Surgical operation

How the future of healthcare innovation puts medics at the centre

Image credit: Morganka/Dreamstime

The Covid pandemic has seen hospital systems recreated and redefined. Those changes need to be reflected in the way medical equipment is conceived, designed, developed and improved.

Medics are often the pioneers of new solutions – they have the knowledge and ambition to make things better for patients. Yet when it comes to the adoption of medical innovation in healthcare settings their views are often ignored, and purchasing decisions left to management and procurement teams who lack understanding of how technologies and products will be used, or any direct experience of working in a clinical environment.

The misalignment between a product’s promise and its clinical reality ultimately hinders patient care, with doctors and nurses having to find workarounds for the product’s shortcomings in high-pressure, high-risk environments, such as an operating theatre. Over time, the lack of trust can undermine the successful adoption of new, efficient, lifesaving technologies in hospitals, with huge financial implications for medical device manufacturers and pharmaceutical companies who are looking to get a return on their investment in developing ground-breaking innovations.

It doesn’t need to be that way.

There’s an opportunity for a new model for healthcare innovation where healthcare professionals, designers, medical device manufacturers, engineers and hospitals work in close collaboration through the entire process of development, from idea generation to manufacturing and deployment.

This model goes beyond the traditional realms of human-centred innovation to generate solutions that are grounded in clinical reality and has the power to influence the workflows and working culture inside hospitals. It is not only about harnessing the experience and ingenuity of medical staff, but also contributing to their wellbeing, leadership and empowerment.

Developed over the last four decades, the practice of human-centred design (HCD) – creating products, services and experiences that address the unmet needs of users – is one of the most transformational and commercially successful tools in innovation. But however insightful, HCD also has its limitations.
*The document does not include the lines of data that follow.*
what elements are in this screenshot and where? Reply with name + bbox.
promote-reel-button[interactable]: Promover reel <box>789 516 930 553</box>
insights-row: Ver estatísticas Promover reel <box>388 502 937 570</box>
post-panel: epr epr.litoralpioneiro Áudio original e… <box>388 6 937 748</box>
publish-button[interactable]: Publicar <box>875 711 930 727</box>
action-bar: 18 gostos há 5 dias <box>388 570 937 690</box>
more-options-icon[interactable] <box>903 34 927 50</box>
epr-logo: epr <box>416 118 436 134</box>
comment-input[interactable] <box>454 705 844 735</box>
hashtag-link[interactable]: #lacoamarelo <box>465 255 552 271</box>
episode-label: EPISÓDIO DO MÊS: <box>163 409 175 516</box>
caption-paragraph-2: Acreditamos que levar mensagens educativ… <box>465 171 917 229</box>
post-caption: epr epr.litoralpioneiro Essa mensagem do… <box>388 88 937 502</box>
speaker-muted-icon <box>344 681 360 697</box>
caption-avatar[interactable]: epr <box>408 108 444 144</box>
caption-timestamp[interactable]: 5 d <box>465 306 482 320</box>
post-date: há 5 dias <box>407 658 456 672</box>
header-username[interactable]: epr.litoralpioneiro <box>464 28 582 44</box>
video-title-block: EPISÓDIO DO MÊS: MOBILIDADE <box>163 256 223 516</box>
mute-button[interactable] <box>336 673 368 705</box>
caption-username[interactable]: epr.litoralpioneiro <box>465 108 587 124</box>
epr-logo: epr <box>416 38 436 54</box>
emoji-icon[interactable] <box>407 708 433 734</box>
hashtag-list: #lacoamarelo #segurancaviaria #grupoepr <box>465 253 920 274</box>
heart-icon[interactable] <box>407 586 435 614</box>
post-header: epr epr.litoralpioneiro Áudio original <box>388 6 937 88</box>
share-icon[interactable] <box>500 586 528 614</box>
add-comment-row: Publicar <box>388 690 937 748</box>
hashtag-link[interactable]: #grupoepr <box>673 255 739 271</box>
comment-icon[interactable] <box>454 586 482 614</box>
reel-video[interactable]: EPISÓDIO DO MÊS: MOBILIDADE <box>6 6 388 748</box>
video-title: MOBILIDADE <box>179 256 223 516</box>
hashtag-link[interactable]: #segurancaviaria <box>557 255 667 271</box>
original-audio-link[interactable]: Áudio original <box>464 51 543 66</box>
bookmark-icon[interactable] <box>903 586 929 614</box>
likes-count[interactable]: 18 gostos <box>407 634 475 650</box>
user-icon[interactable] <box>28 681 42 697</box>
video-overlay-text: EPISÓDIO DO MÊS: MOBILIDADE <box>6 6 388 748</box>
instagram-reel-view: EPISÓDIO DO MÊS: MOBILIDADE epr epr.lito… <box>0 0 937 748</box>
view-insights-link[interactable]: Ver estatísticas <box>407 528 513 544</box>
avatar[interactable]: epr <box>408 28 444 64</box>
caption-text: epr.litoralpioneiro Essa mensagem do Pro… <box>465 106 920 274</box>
In healthcare, particularly when engaging with frontline staff, the process can lack the sensitivity, the language and the fidelity to capture a sophisticated clinical reality. In our efforts to build better products for patients, it is important to acknowledge the challenges we face when designing for hospital environments. At PDD, we propose a paradigm shift for healthcare innovation – a model that builds on human-centred principles, puts medics at the centre, and considers the wider ecosystem and the role that access, data protection, adoption of new technologies and staff motivation have to play when it comes to success or failure.

By putting medics at the heart of innovation and combining the rigour and predictive power of medical and scientific research with the experimental nature of the design process, we have a unique opportunity to accelerate healthcare innovations in meaningful, relevant ways. In order to do this, we need to consider a new type of model that redefines the way in which medical staff are involved and the organisational boundaries that have the potential to stifle innovation.

When we align new ideas with medical needs and give medics a position of leadership, with control and ownership over the tools and processes they use, we can reduce the time it takes to enact change and scale healthcare innovations in ways that were not previously possible.

Now, more than ever, medical staff need to feel valued and motivated. Post-Covid, our hospital systems have been recreated and redefined, and those changes need to be reflected in the way medical equipment is conceived, designed, developed and improved. In a traditional model of product or technology development a solution may be handed over to industry when it is of sufficient maturity and provenance. What’s needed is a new form of innovation model where medical staff remain involved throughout and a partnership is developed that allows for a co-evolution of solutions.

There are many advantages of involving medical professionals directly in the generation of new solutions, with tangible research data and case studies available to support the creation of a new model that combines rigour and predictive power of medical and scientific research with the experimental nature of the design process to accelerate medical innovation.

As we come out of the pandemic, it’s vital we capitalise on the lessons learned and continue to understand the transformative nature of technology and innovation with healthcare. However, in the rush to keep innovating and moving forward, we can’t lose sight of the end patient and the healthcare teams implementing the systems we introduce, and ensuring we get them involved from the outset.

Dr Chris Vincent is principal for human factors and ergonomics and sector lead for healthcare at design and innovation consultancy, PDD.